While he listens to the brain sing, Okun follows his progress on the computer, finding the target site by both listening to the noises of the brain and mapping the brain’s structures. 

“When you know you’re getting close to the target, you move slowly, one brain cell at a time,” Okun said. “If you’re not hearing something, there’s a lot of reasons that might be, and that may tell you that you are entering silent structures of the brain. In this game hearing nothing is something. Conversely, if there are changes in the ambient background — just like in a sporting event when the crowd begins to crescendo — you use these changes to define where you think structures are in the brain.”

The surgeries the two doctors perform are the result of more than a decade of partnership. Okun says the two have worked with many of the same team of doctors, engineers, nurses and technicians for a long time.

“Even in cases when the mapping becomes difficult, the team has been together so long, there’s no panic, no yelling, no losing of cool. It’s just a bunch of cool cats,” Okun says.

 

The recovery

After the device is implanted, patients might not see results for months — for years prior, their brains have been sending conflicting commands, which can become hardwired into their bodies. It takes time for the brain to reorganize, Foote says.

“I’ve had patients with dystonia who have gone for three months with no apparent benefit, feeling that the surgery was a waste of time. Then, during the seventh month, all of a sudden the body starts responding and by nine months, the patient is virtually normal,” Foote says. “It’s extraordinarily gratifying.”

In May, Felipe had the impulse generator connected to the lead in his brain. Eventually, his hands should be able to take notes again in school. He will likely be able to walk normally. He should be able to pick his saxophone back up and play.

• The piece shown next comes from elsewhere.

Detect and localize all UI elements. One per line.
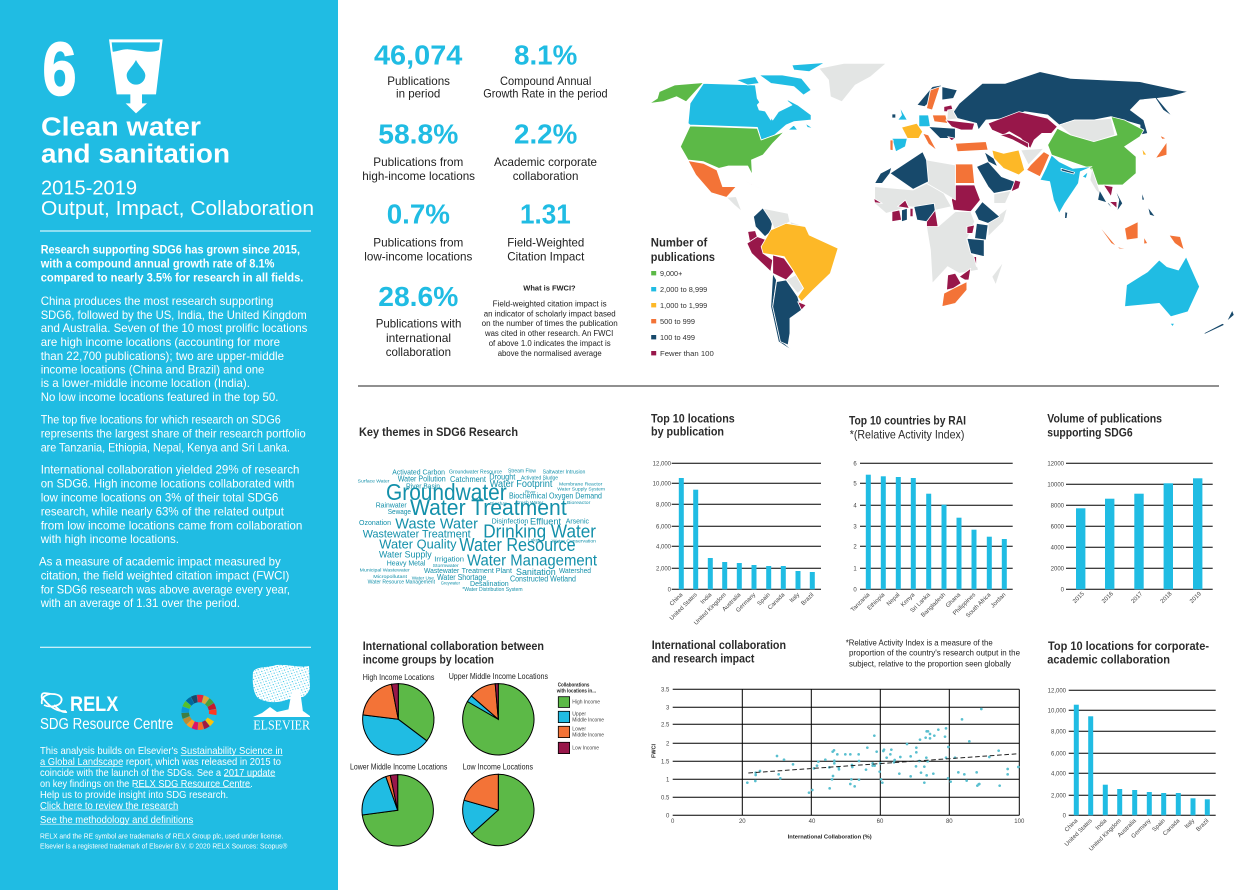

While the surgery might have satisfied a 14-year-old’s curiosity, Felipe thinks about his disorder with a level of poise that surpasses his age.

“There have definitely been times where I sort of think ‘Why me? This kind of sucks,’” Felipe says. “But then I just look at the kids at my school with special needs, and I see that in my case, there’s not much for me to be complaining about. That’s sort of my take on it.”